Low Carb Mini Turtle cookies

For the base
1 Cup Almond flour
2 tablespoons sweetener
1/4 cup butter Softened
Preheat oven to 350F
Combine the almond flour and sweetener. Mix in the softened butter until it all comes together. 
Spray a mini cupcake pan well with cooking spray, I use the avocado oil one.
Press a small amount of mixture into all 24 mini cupcake forms pressing until firm. Bake for approximately 6 minutes or until they just begin to brown. Relive from oven and cook.

For the topping

1/3 Cup butter
1/4 Cup brown sugar substitute, I use sukrin gold
1/4 Cup white sugar substitute, I make my own by blending 1 Cup erythritol with 1/2 teaspoon stevia extract powder but swerve or Allulose will also work
1/2 Cup 35% heavy cream
1/4 teaspoon Xanthan gum
1 1/2 cups pecan halves
1/4 Cup Lily’s dark chocolate chips

Thursday, April 4, 2019

Low Carb Japanese Cheesecake

My oldest son has a birthday today and he has been asking me if I could make a Japanese Cheese cake. I have never tried it or baked this kind of cake but I am always ready to experiment in my kitchen. I used a recipe from Tasty and I made a regular full carb version for him: Fluffy Jiggly Japanese Cheesecake.
 I then modified the recipe to make a low carb version so I could try it. It is definitely fluffy and jiggly. At only 3 net carbs for the Low carb version it is a great dessert for company.

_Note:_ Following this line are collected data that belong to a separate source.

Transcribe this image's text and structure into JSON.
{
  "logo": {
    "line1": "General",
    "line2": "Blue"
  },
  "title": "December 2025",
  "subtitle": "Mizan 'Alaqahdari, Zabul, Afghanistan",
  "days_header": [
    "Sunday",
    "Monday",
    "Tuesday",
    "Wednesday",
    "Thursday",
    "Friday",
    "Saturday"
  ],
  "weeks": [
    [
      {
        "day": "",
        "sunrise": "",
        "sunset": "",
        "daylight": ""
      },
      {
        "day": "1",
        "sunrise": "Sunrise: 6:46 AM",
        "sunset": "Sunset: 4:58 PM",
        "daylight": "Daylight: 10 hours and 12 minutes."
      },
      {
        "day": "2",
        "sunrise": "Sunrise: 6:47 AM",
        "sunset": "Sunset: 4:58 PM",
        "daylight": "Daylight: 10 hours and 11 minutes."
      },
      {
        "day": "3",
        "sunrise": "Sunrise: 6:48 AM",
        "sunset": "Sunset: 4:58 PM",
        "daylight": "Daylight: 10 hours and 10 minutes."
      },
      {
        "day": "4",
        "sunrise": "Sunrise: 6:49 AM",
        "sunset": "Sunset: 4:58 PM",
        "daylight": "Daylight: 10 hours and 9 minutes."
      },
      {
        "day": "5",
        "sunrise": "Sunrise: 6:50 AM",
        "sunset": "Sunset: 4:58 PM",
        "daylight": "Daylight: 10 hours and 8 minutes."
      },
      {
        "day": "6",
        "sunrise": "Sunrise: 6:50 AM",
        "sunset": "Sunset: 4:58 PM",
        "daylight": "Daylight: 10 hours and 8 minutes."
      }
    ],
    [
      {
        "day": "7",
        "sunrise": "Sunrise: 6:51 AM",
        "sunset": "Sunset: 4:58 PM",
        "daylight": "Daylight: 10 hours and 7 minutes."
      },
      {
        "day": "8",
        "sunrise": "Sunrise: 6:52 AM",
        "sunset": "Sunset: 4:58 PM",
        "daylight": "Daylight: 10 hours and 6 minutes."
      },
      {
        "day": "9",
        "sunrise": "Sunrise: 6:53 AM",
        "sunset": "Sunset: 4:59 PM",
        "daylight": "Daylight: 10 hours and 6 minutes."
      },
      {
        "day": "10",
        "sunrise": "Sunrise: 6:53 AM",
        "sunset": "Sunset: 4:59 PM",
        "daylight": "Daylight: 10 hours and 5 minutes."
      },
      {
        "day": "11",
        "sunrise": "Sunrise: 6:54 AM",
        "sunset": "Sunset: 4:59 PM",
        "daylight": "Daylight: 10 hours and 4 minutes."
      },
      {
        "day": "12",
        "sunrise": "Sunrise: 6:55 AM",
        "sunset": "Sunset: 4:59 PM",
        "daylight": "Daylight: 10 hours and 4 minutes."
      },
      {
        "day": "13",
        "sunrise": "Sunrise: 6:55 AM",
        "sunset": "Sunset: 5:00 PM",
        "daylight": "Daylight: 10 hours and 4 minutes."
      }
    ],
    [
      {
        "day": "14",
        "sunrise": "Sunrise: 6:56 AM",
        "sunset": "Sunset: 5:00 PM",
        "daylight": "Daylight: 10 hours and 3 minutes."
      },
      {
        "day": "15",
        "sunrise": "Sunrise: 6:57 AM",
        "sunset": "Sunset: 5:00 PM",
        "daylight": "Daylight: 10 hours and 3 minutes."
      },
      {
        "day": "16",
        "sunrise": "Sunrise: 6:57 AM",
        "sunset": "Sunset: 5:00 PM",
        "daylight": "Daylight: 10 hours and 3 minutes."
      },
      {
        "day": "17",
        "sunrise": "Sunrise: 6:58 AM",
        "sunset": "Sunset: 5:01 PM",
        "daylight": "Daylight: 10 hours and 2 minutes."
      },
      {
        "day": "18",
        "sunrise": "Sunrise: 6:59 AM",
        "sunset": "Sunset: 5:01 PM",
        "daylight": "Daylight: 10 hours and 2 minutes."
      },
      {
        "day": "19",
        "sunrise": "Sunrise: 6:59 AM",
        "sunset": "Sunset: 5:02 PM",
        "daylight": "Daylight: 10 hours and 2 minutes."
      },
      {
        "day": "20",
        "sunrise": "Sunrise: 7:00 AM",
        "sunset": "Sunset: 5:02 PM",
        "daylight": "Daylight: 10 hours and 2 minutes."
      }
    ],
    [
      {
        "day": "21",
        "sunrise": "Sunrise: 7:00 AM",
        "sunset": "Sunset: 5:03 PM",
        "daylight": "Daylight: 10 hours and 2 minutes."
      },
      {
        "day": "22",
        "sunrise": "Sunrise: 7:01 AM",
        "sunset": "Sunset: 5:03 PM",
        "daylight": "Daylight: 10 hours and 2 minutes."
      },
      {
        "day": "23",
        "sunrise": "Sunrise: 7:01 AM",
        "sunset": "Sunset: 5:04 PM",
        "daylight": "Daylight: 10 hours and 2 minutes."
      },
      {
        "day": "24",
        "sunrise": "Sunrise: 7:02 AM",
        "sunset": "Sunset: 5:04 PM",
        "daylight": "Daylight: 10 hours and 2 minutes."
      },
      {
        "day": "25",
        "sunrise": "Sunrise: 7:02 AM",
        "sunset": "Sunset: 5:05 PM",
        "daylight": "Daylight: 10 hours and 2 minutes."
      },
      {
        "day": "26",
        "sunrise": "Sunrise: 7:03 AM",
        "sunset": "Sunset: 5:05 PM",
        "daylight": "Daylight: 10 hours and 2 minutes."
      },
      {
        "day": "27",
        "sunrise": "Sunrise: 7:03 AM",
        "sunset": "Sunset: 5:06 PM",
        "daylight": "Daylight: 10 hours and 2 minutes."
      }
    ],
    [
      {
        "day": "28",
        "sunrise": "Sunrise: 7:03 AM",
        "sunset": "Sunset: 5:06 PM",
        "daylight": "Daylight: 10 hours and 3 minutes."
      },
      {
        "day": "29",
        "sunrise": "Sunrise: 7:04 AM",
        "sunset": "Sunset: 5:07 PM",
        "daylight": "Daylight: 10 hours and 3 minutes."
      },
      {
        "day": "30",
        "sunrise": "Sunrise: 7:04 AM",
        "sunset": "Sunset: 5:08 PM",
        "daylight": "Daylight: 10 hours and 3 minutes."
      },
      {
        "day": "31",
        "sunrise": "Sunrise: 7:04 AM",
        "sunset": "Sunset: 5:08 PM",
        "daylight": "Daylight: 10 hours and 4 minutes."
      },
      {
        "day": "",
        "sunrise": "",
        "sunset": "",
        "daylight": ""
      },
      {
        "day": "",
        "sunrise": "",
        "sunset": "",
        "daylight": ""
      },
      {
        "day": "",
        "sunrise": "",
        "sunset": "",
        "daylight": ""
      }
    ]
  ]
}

Low Carb Japanese Cheesecake


100 grams butter (approximately 7 table spoons)
100 grams cream cheese (approximately 4 ounces)
125 ml full fat ricotta cheese (approximately 1/2 Cup)
125 ml 35% cream (1/2 Cup)
8 large eggs yolks
13 egg whites (I used liquid egg whites for the extra 5 whites)
4 grams Xanthan gum (2 teaspoons)
36 grams Arrowroot Powder (4 tablespoons)
1 Cup sweetener (1 cup erythritol with 1/2 teaspoon powdered stevia extract concentrate blended)
You can use the sweetener of your choice equivalent to about 1 cup sugar.
Preheat oven to 325 F (160 C)
In a small pot over medium heat, whisk together the butter, cream cheese, ricotta and cream until smooth. Remove from heat and cool.
Separate the egg yolks from the whites putting the whites in a large bowl. Add the liquid egg whites, equivalent to an addition 5 whites, to the other whites and set aside.
Whisk the yolks until smooth and continue whisking while adding the cooled cheese mixture until well combined and smooth.
Combine the arrowroot powder and the xanthan gum, sift it and whisk it into the egg yolk mixture mixing until smooth and no lumps exist. Set aside.
Now it is time to beat the whites. Beat until soft peaks and then add the sweetener. Continue beating until stiff peaks form.
Fold the whites into the yolk mixture in 4 stages so that it blends well.
Prepare a 10 inch spring form pan by lining the bottom with parchment. Attache the sides and spray with avocado oil spray. Cut strips of parchment to line the sides of the pan. You want the parchment to be twice the height of the pan to hold the cake because your cake will rise above the pan side.
Spray the parchment and then add all the batter. Tap pan lightly on counter to remove any air bubbles.
With a large piece of foil, wrap the bottom and up the sides of the pan so water does not penetrate pan.
Place foiled cake pan in a larger pan that is lined with 2 paper towels. Pour hot water into the outside pan so than the cake is sitting in a water bath.
Bake in 325 F oven for 25 minutes.Reduce heat to 285 F (140 C) and continue to bake for 55 minutes.
Remove cake from water bath and place on cooling rack. Pass a sharp knife around cake to ensure that it is not stuck to the parchment. Remove the pan sides and the parchment around the outside of the cake and allow to cool. Best served cold.
It can easily be sliced in 16 pieces and each slice is approximately 3 net carbs.